The update rule for FGSM is

\[x^* = x + \epsilon \cdot sign(\nabla_x \mathcal{L}(x))\]

where \(x\) are the original atomic positions, \(\epsilon\) is the perturbation magnitude, \(\nabla_x \mathcal{L}(x)\) is the gradient of the loss function with respect to the atomic positions, and \(x^*\) are the perturbed atomic positions after the attack.

I-FGSM

Iterative-FGSM, also known as BIM or “Basic Iterative Method”, repeatedly updates the atomic positions using FGSM over several time steps.

\[x^{(t+1)} = Clip_{x, \epsilon} \{ x^{(t)} + \alpha \cdot sign(\nabla_x \mathcal{L}(x^{(t)})) \}\]

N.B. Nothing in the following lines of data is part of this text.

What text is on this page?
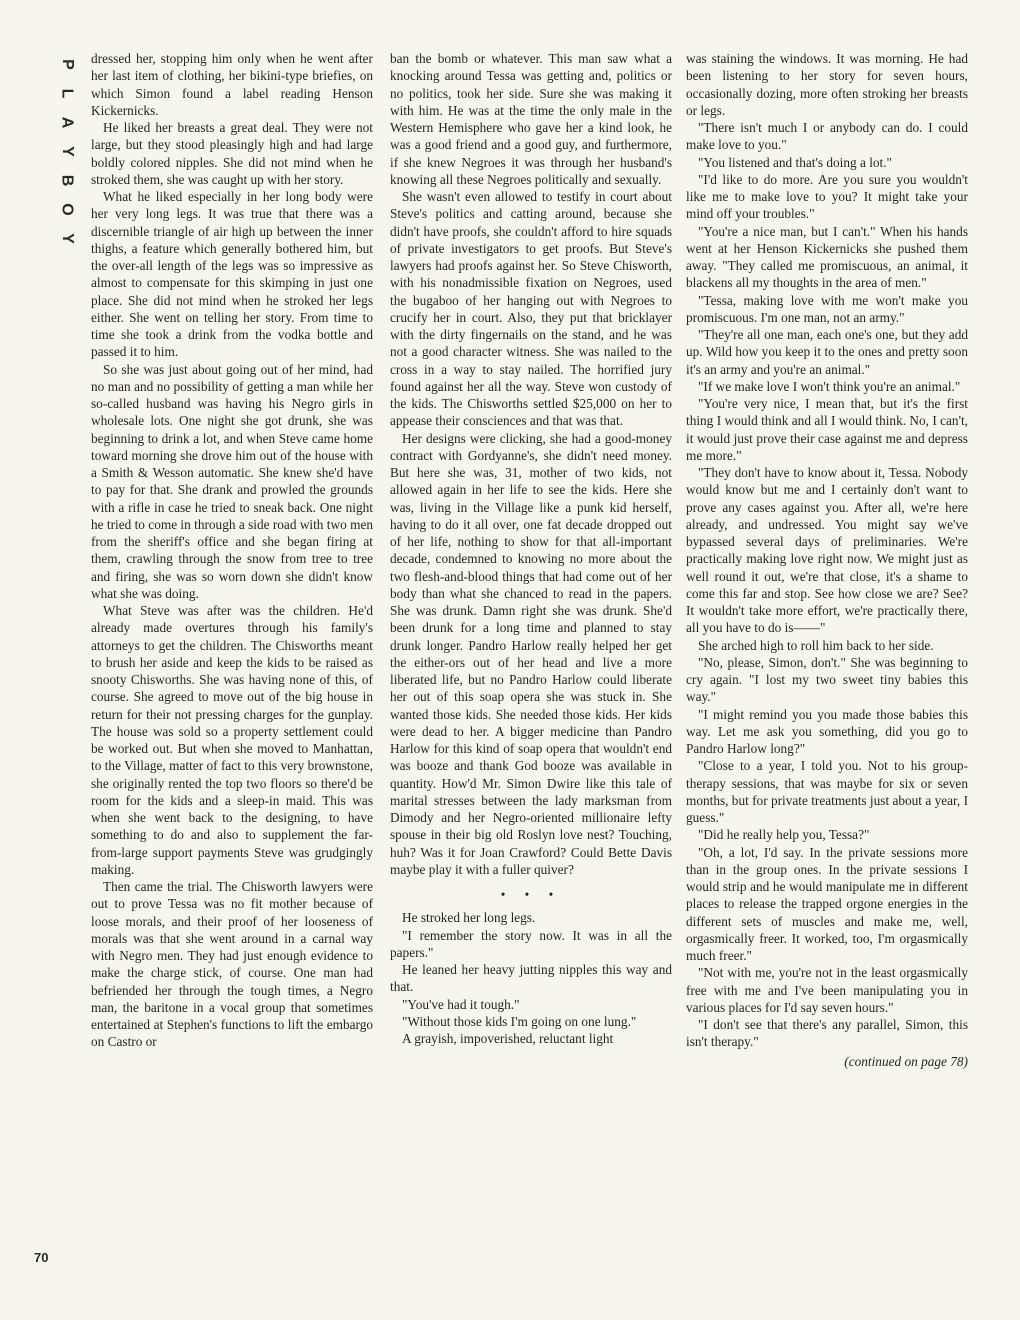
P
L
A
Y
B
O
Y

dressed her, stopping him only when he went after her last item of clothing, her bikini-type briefies, on which Simon found a label reading Henson Kickernicks.

He liked her breasts a great deal. They were not large, but they stood pleasingly high and had large boldly colored nipples. She did not mind when he stroked them, she was caught up with her story.

What he liked especially in her long body were her very long legs. It was true that there was a discernible triangle of air high up between the inner thighs, a feature which generally bothered him, but the over-all length of the legs was so impressive as almost to compensate for this skimping in just one place. She did not mind when he stroked her legs either. She went on telling her story. From time to time she took a drink from the vodka bottle and passed it to him.

So she was just about going out of her mind, had no man and no possibility of getting a man while her so-called husband was having his Negro girls in wholesale lots. One night she got drunk, she was beginning to drink a lot, and when Steve came home toward morning she drove him out of the house with a Smith & Wesson automatic. She knew she'd have to pay for that. She drank and prowled the grounds with a rifle in case he tried to sneak back. One night he tried to come in through a side road with two men from the sheriff's office and she began firing at them, crawling through the snow from tree to tree and firing, she was so worn down she didn't know what she was doing.

What Steve was after was the children. He'd already made overtures through his family's attorneys to get the children. The Chisworths meant to brush her aside and keep the kids to be raised as snooty Chisworths. She was having none of this, of course. She agreed to move out of the big house in return for their not pressing charges for the gunplay. The house was sold so a property settlement could be worked out. But when she moved to Manhattan, to the Village, matter of fact to this very brownstone, she originally rented the top two floors so there'd be room for the kids and a sleep-in maid. This was when she went back to the designing, to have something to do and also to supplement the far-from-large support payments Steve was grudgingly making.

Then came the trial. The Chisworth lawyers were out to prove Tessa was no fit mother because of loose morals, and their proof of her looseness of morals was that she went around in a carnal way with Negro men. They had just enough evidence to make the charge stick, of course. One man had befriended her through the tough times, a Negro man, the baritone in a vocal group that sometimes entertained at Stephen's functions to lift the embargo on Castro or

ban the bomb or whatever. This man saw what a knocking around Tessa was getting and, politics or no politics, took her side. Sure she was making it with him. He was at the time the only male in the Western Hemisphere who gave her a kind look, he was a good friend and a good guy, and furthermore, if she knew Negroes it was through her husband's knowing all these Negroes politically and sexually.

She wasn't even allowed to testify in court about Steve's politics and catting around, because she didn't have proofs, she couldn't afford to hire squads of private investigators to get proofs. But Steve's lawyers had proofs against her. So Steve Chisworth, with his nonadmissible fixation on Negroes, used the bugaboo of her hanging out with Negroes to crucify her in court. Also, they put that bricklayer with the dirty fingernails on the stand, and he was not a good character witness. She was nailed to the cross in a way to stay nailed. The horrified jury found against her all the way. Steve won custody of the kids. The Chisworths settled $25,000 on her to appease their consciences and that was that.

Her designs were clicking, she had a good-money contract with Gordyanne's, she didn't need money. But here she was, 31, mother of two kids, not allowed again in her life to see the kids. Here she was, living in the Village like a punk kid herself, having to do it all over, one fat decade dropped out of her life, nothing to show for that all-important decade, condemned to knowing no more about the two flesh-and-blood things that had come out of her body than what she chanced to read in the papers. She was drunk. Damn right she was drunk. She'd been drunk for a long time and planned to stay drunk longer. Pandro Harlow really helped her get the either-ors out of her head and live a more liberated life, but no Pandro Harlow could liberate her out of this soap opera she was stuck in. She wanted those kids. She needed those kids. Her kids were dead to her. A bigger medicine than Pandro Harlow for this kind of soap opera that wouldn't end was booze and thank God booze was available in quantity. How'd Mr. Simon Dwire like this tale of marital stresses between the lady marksman from Dimody and her Negro-oriented millionaire lefty spouse in their big old Roslyn love nest? Touching, huh? Was it for Joan Crawford? Could Bette Davis maybe play it with a fuller quiver?

• • •

He stroked her long legs.

"I remember the story now. It was in all the papers."

He leaned her heavy jutting nipples this way and that.

"You've had it tough."

"Without those kids I'm going on one lung."

A grayish, impoverished, reluctant light

was staining the windows. It was morning. He had been listening to her story for seven hours, occasionally dozing, more often stroking her breasts or legs.

"There isn't much I or anybody can do. I could make love to you."

"You listened and that's doing a lot."

"I'd like to do more. Are you sure you wouldn't like me to make love to you? It might take your mind off your troubles."

"You're a nice man, but I can't." When his hands went at her Henson Kickernicks she pushed them away. "They called me promiscuous, an animal, it blackens all my thoughts in the area of men."

"Tessa, making love with me won't make you promiscuous. I'm one man, not an army."

"They're all one man, each one's one, but they add up. Wild how you keep it to the ones and pretty soon it's an army and you're an animal."

"If we make love I won't think you're an animal."

"You're very nice, I mean that, but it's the first thing I would think and all I would think. No, I can't, it would just prove their case against me and depress me more."

"They don't have to know about it, Tessa. Nobody would know but me and I certainly don't want to prove any cases against you. After all, we're here already, and undressed. You might say we've bypassed several days of preliminaries. We're practically making love right now. We might just as well round it out, we're that close, it's a shame to come this far and stop. See how close we are? See? It wouldn't take more effort, we're practically there, all you have to do is——"

She arched high to roll him back to her side.

"No, please, Simon, don't." She was beginning to cry again. "I lost my two sweet tiny babies this way."

"I might remind you you made those babies this way. Let me ask you something, did you go to Pandro Harlow long?"

"Close to a year, I told you. Not to his group-therapy sessions, that was maybe for six or seven months, but for private treatments just about a year, I guess."

"Did he really help you, Tessa?"

"Oh, a lot, I'd say. In the private sessions more than in the group ones. In the private sessions I would strip and he would manipulate me in different places to release the trapped orgone energies in the different sets of muscles and make me, well, orgasmically freer. It worked, too, I'm orgasmically much freer."

"Not with me, you're not in the least orgasmically free with me and I've been manipulating you in various places for I'd say seven hours."

"I don't see that there's any parallel, Simon, this isn't therapy."

(continued on page 78)

70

where \(x^{(t)}\) are the atomic positions at iteration \(t\), \(\alpha\) is the step size for each iteration, and \(Clip_{x, \epsilon}\) ensures that the perturbations remain within the specified \(\epsilon\)-ball around the original positions.

If the clip option is set to False, the clipping step is omitted, allowing the perturbations to exceed the \(\epsilon\) limit.

This method was introduced in 2016 by Kurakin et al. in Adversarial Examples in the Physical World.

PGD

PGD begins by randomly initializing the perturbation. It then applies the following update rule, similar to FGSM and I-FGSM

\[x^{(t+1)} = \Pi_{x, \epsilon} \{ x^{(t)} + \alpha \cdot sign(\nabla_x \mathcal{L}(x^{(t)})) \}\]

where \(\Pi_{x, \epsilon}\) is the projection operator that ensures the perturbed positions remain within the \(\epsilon\)-ball around the original positions.

PGD outperforms FGSM and I-FGSM because the random start helps to escape local minima, making it a stronger adversarial attack.

This method was proposed by Madry et al. in Towards Deep Learning Models Resistant to Adversarial Attacks.